Still, she gave him another telling glance. “When this is over, I need a patron. Someone who will pay the l’auraly price. I’m the only one we have until Icere, Torash, and Alolis undergo their keying ceremonies and receive their a’lurily crystals.”
“You will still take a patron after we...” Corso gestured vaguely.
She arched her brow at him. “You’ve made it clear you aren’t interested in accepting the a’lurilyo key, but someone will be. And the fact that we...” She repeated his vague gesture with a mocking and suggestive twist. “That needn’t have any lasting impact.”
Of course not. Even the evidence of life-ending asteroid hits that blasted off atmospheres might eventually be hidden under the dust of eons.
Still, he found himself asking, “Did you ever consider the l’auraly are keeping the people of Qv’arratz trapped into depending on you?”
She frowned. “Trapped? They give to us and we give back. That’s not entrapment; that’s a relationship.”
“Not a good one,” he muttered. “Together, you should both be more than you are alone, not less.”
She frowned at him but they’d come to the last stop on the tour, the commissary.
He slid open the door. “Not much to see here, just the kitchen.”
Before he could walk away, she slipped inside. “Where is your cook? You have a pilot, an engineer, a medic...”
“Cooks are hard to keep in space. The good ones get tired of trying to make something out of nothing. The bad ones we get tired of.”
She prowled around the counters. Although he demanded a pristine ship, he could almost imagine the dust of neglect smudging her trailing fingers. “No wonder they were so excited about coming planetside for a meal. You know, you have what you need for a good kitchen.”
“Except the good cook,” he reminded her.
“And the willingness to believe that being in nothingness doesn’t mean you have to be happy with nothingness.” She stuck her head in the cooling unit while she grumbled to herself. She tossed containers on the counter behind her.
Corso propped his hip beside the growing pile. “Are you trying to tell me something?”
She straightened. “I wouldn’t dream of it.”
In mere moments, she’d blended together some concoction in a tall-sided mug. She handed him one.
He took a sip and raised his eyebrows. The fresh, bright taste shone like sunlight on his tongue. “It’s good. Very good. I didn’t know we had berries in there.”
“You didn’t.”
“More l’auralya training?” The taste soured a little; how much of what she’d given him was slight of hand? Or other body parts.

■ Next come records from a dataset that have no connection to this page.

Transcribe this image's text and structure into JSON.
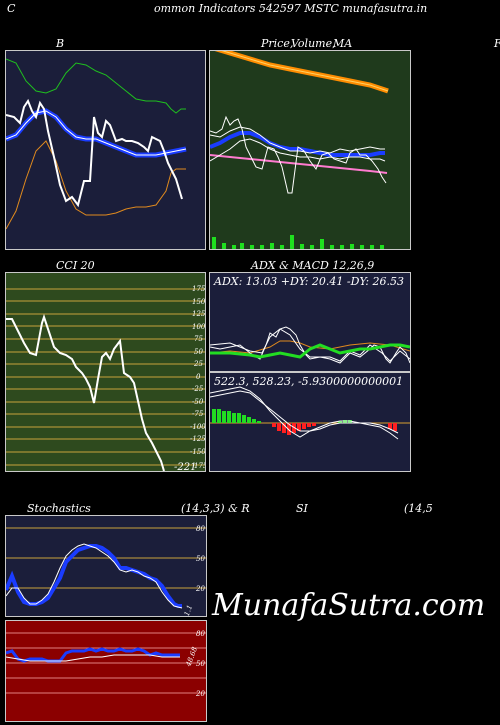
{
  "header": {
    "corner_letter": "C",
    "text": "ommon  Indicators 542597 MSTC munafasutra.in"
  },
  "panels": {
    "bollinger": {
      "title": "B"
    },
    "price": {
      "title_price": "Price,",
      "title_overlay": "Volume,",
      "title_ma": "MA",
      "edge_letter": "F"
    },
    "cci": {
      "title": "CCI 20",
      "ticks": [
        "175",
        "150",
        "125",
        "100",
        "75",
        "50",
        "25",
        "0",
        "-25",
        "-50",
        "-75",
        "-100",
        "-125",
        "-150",
        "175"
      ],
      "last_value": "-221"
    },
    "adx": {
      "title": "ADX  & MACD 12,26,9",
      "readout": "ADX: 13.03  +DY: 20.41 -DY: 26.53"
    },
    "macd": {
      "readout": "522.3,  528.23,  -5.9300000000001"
    },
    "stochastics": {
      "title_left": "Stochastics",
      "title_params": "(14,3,3) & R",
      "ticks": [
        "80",
        "50",
        "20"
      ],
      "last_value": "1.1"
    },
    "rsi": {
      "title": "SI",
      "title_params": "(14,5",
      "ticks": [
        "80",
        "50",
        "20"
      ],
      "last_value": "48.68"
    }
  },
  "watermark": "MunafaSutra.com",
  "colors": {
    "navy_panel": "#1b1e3a",
    "green_panel": "#1f3a1c",
    "cci_panel": "#2e4a1e",
    "rsi_panel": "#8b0000",
    "orange_band": "#ff8c00",
    "blue_line": "#1a3cff",
    "macd_red": "#ff2020",
    "macd_green": "#22dd22"
  }
}
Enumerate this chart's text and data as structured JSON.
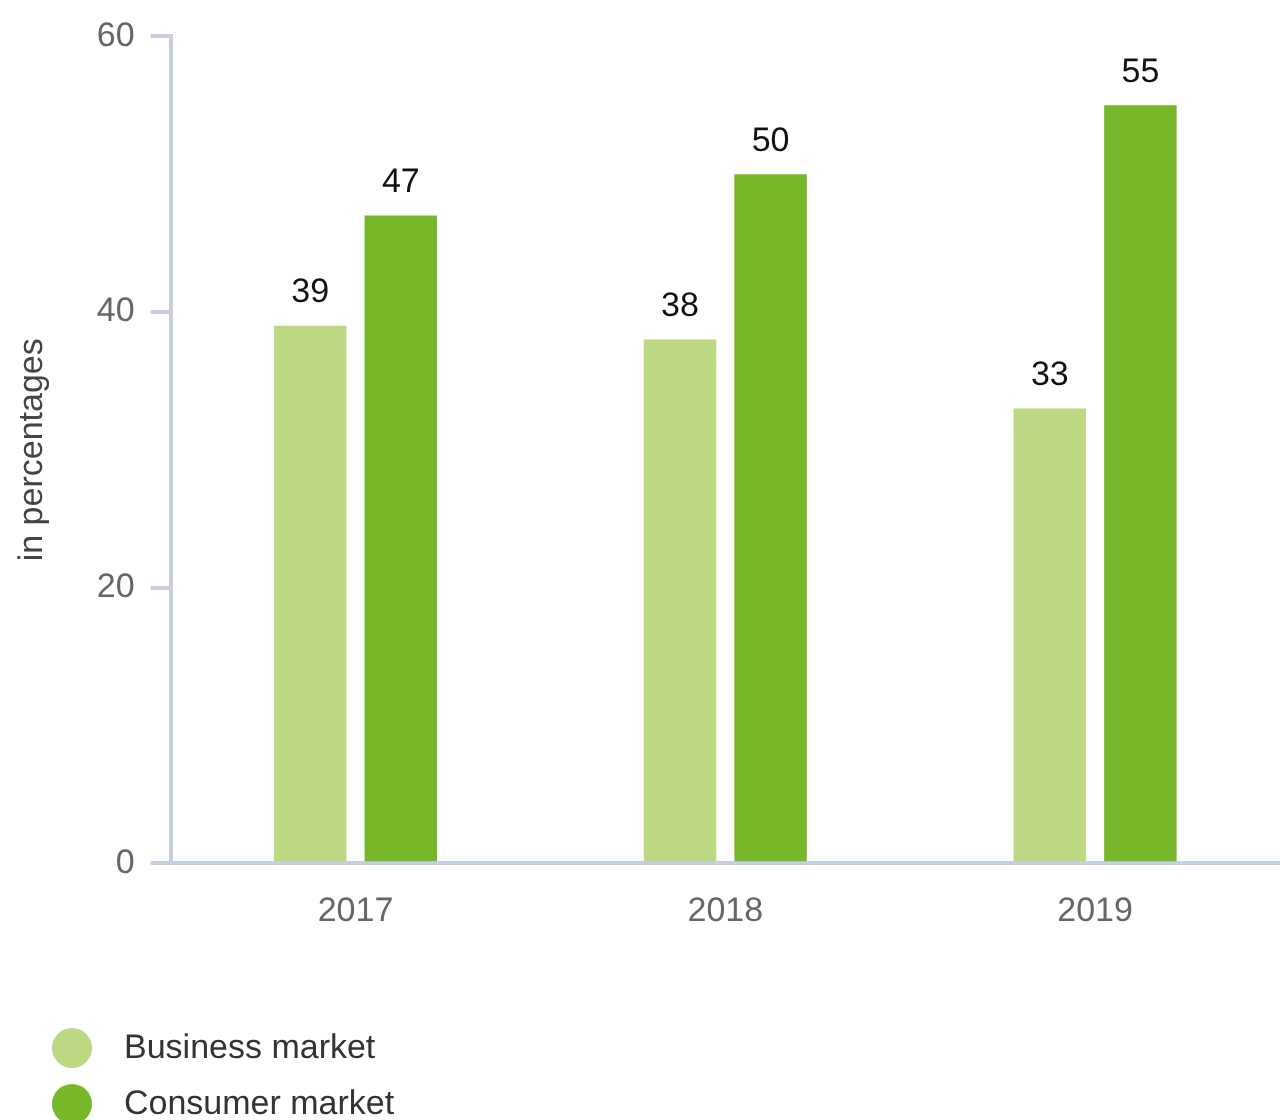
{
  "chart_data": {
    "type": "bar",
    "ylabel": "in percentages",
    "categories": [
      "2017",
      "2018",
      "2019"
    ],
    "series": [
      {
        "name": "Business market",
        "color": "#bdd882",
        "values": [
          39,
          38,
          33
        ]
      },
      {
        "name": "Consumer market",
        "color": "#76b82a",
        "values": [
          47,
          50,
          55
        ]
      }
    ],
    "ylim": [
      0,
      60
    ],
    "yticks": [
      0,
      20,
      40,
      60
    ],
    "grid": false,
    "legend": "bottom left",
    "data_labels": true
  }
}
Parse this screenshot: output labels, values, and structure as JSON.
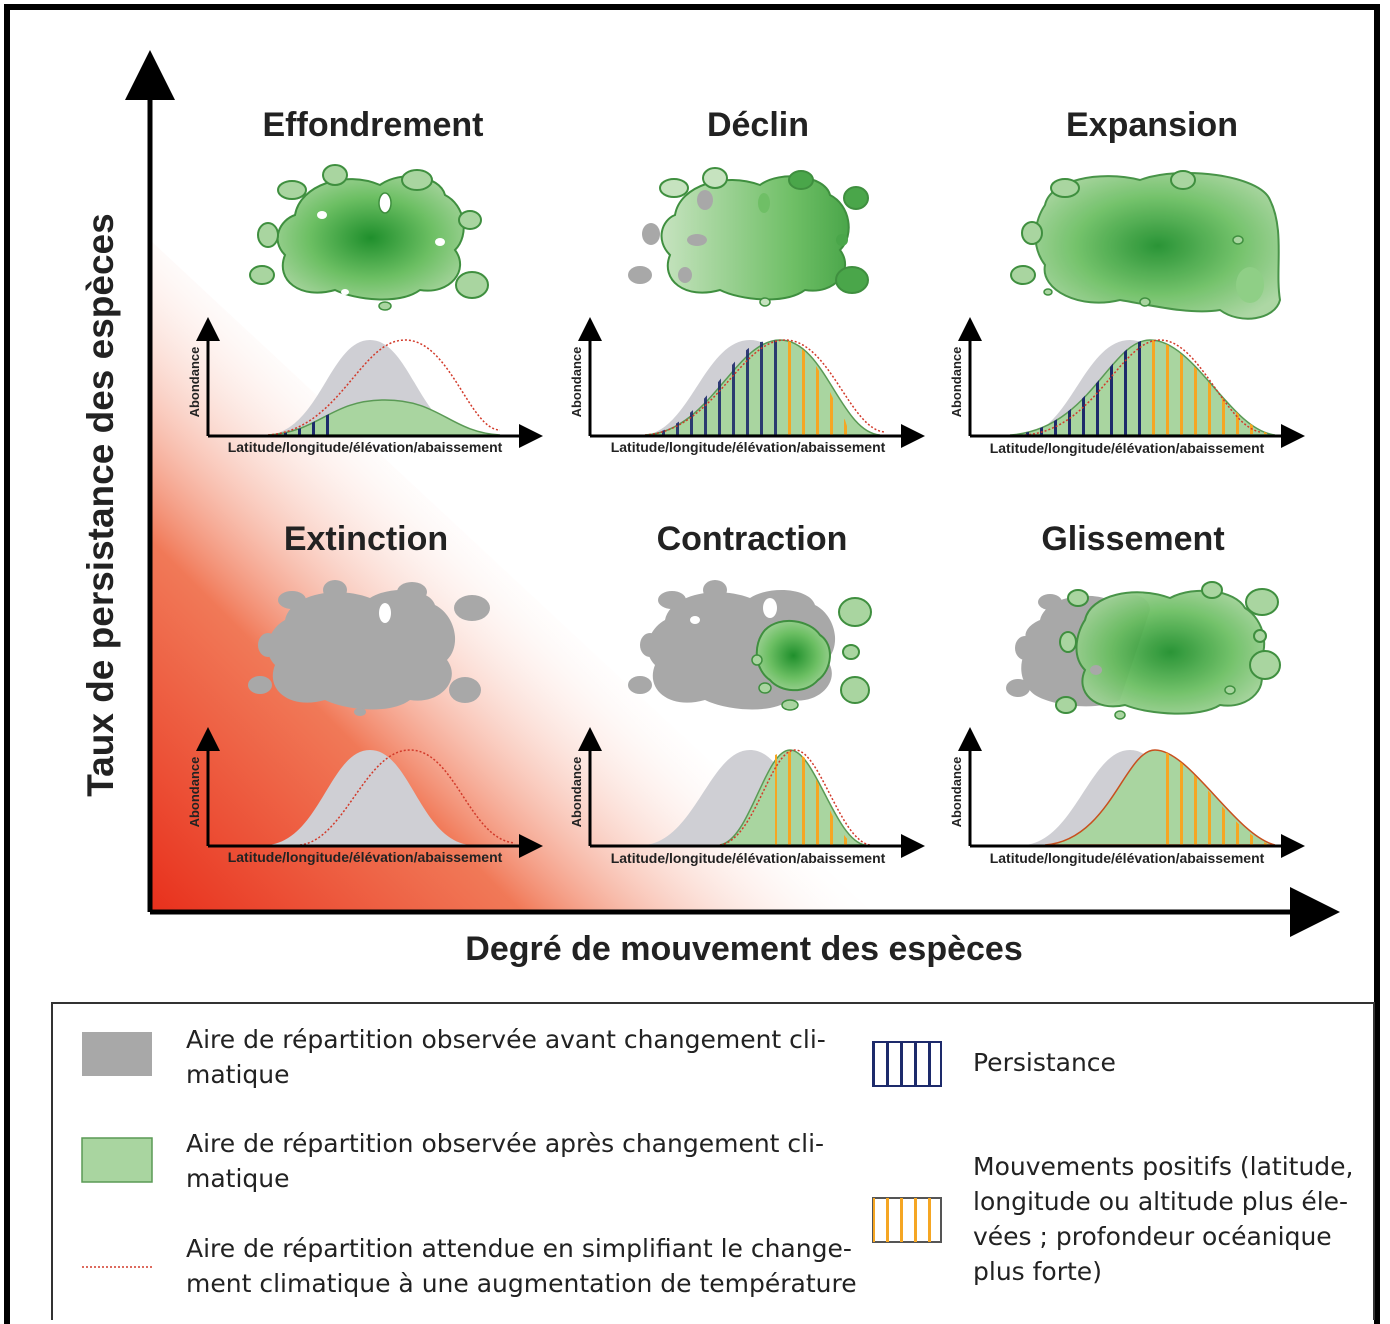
{
  "axes": {
    "y_label": "Taux de persistance des espèces",
    "x_label": "Degré de mouvement des espèces"
  },
  "panels": [
    {
      "title": "Effondrement",
      "ylabel": "Abondance",
      "xlabel": "Latitude/longitude/élévation/abaissement"
    },
    {
      "title": "Déclin",
      "ylabel": "Abondance",
      "xlabel": "Latitude/longitude/élévation/abaissement"
    },
    {
      "title": "Expansion",
      "ylabel": "Abondance",
      "xlabel": "Latitude/longitude/élévation/abaissement"
    },
    {
      "title": "Extinction",
      "ylabel": "Abondance",
      "xlabel": "Latitude/longitude/élévation/abaissement"
    },
    {
      "title": "Contraction",
      "ylabel": "Abondance",
      "xlabel": "Latitude/longitude/élévation/abaissement"
    },
    {
      "title": "Glissement",
      "ylabel": "Abondance",
      "xlabel": "Latitude/longitude/élévation/abaissement"
    }
  ],
  "legend": {
    "before": {
      "line1": "Aire de répartition observée avant changement cli-",
      "line2": "matique"
    },
    "after": {
      "line1": "Aire de répartition observée après changement cli-",
      "line2": "matique"
    },
    "expected": {
      "line1": "Aire de répartition attendue en simplifiant le change-",
      "line2": "ment climatique à une augmentation de température"
    },
    "persistence": {
      "line1": "Persistance"
    },
    "positive": {
      "line1": "Mouvements positifs (latitude,",
      "line2": "longitude ou altitude plus éle-",
      "line3": "vées ; profondeur océanique",
      "line4": "plus forte)"
    }
  },
  "colors": {
    "gray": "#a8a8a8",
    "green": "#a9d5a0",
    "dark_green": "#2e8b3a",
    "red": "#e8301c",
    "navy": "#1d2a6b",
    "orange": "#f5a623"
  }
}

“In a way, our whole existence is making something out of nothing.” She watched him over the rim of her mug. “Captain Deynah, can we win this fight?”
For a heartbeat, he thought she meant the unvoiced struggle between them. But of course she didn’t. That battle was only in his head. “We have the advantage of surprise and of setting. Qv’arratz is too far off the sheerways for your attackers to reasonably maintain a long siege without the promise of great reward. They’re raiding on a possibility, that’s all. We’ll make sure you’re not worth their time, effort, and losses.”
“Losses,” she said softly.
“Inevitable,” he reminded her.
“I know.” Something about the lack of focus in her eyes made him think she wasn’t talking about the wounded and dead on Qv’arratz or even the killing to come.
He gulped down the rest of the concoction. She whisked the mug from his hand before he could speak and upended both in the wash unit.
“Let’s go,” she said.
He blinked. “Where? You’ve done everything there is to do on this ship.”
“Not everything.”
In his bemusement, he let her lead him back to his quarters. Where she proceeded to do things to him that he was fairly sure had never been done on the Asphodel.
“The l’auraly training is very…thorough,” he gasped at one point.
“Save your breath,” she suggested as she reached for one of her veils and wound the silky pale green fabric between her hands.
He had a moment to wonder if anything could save him and then he completely forgot to breathe.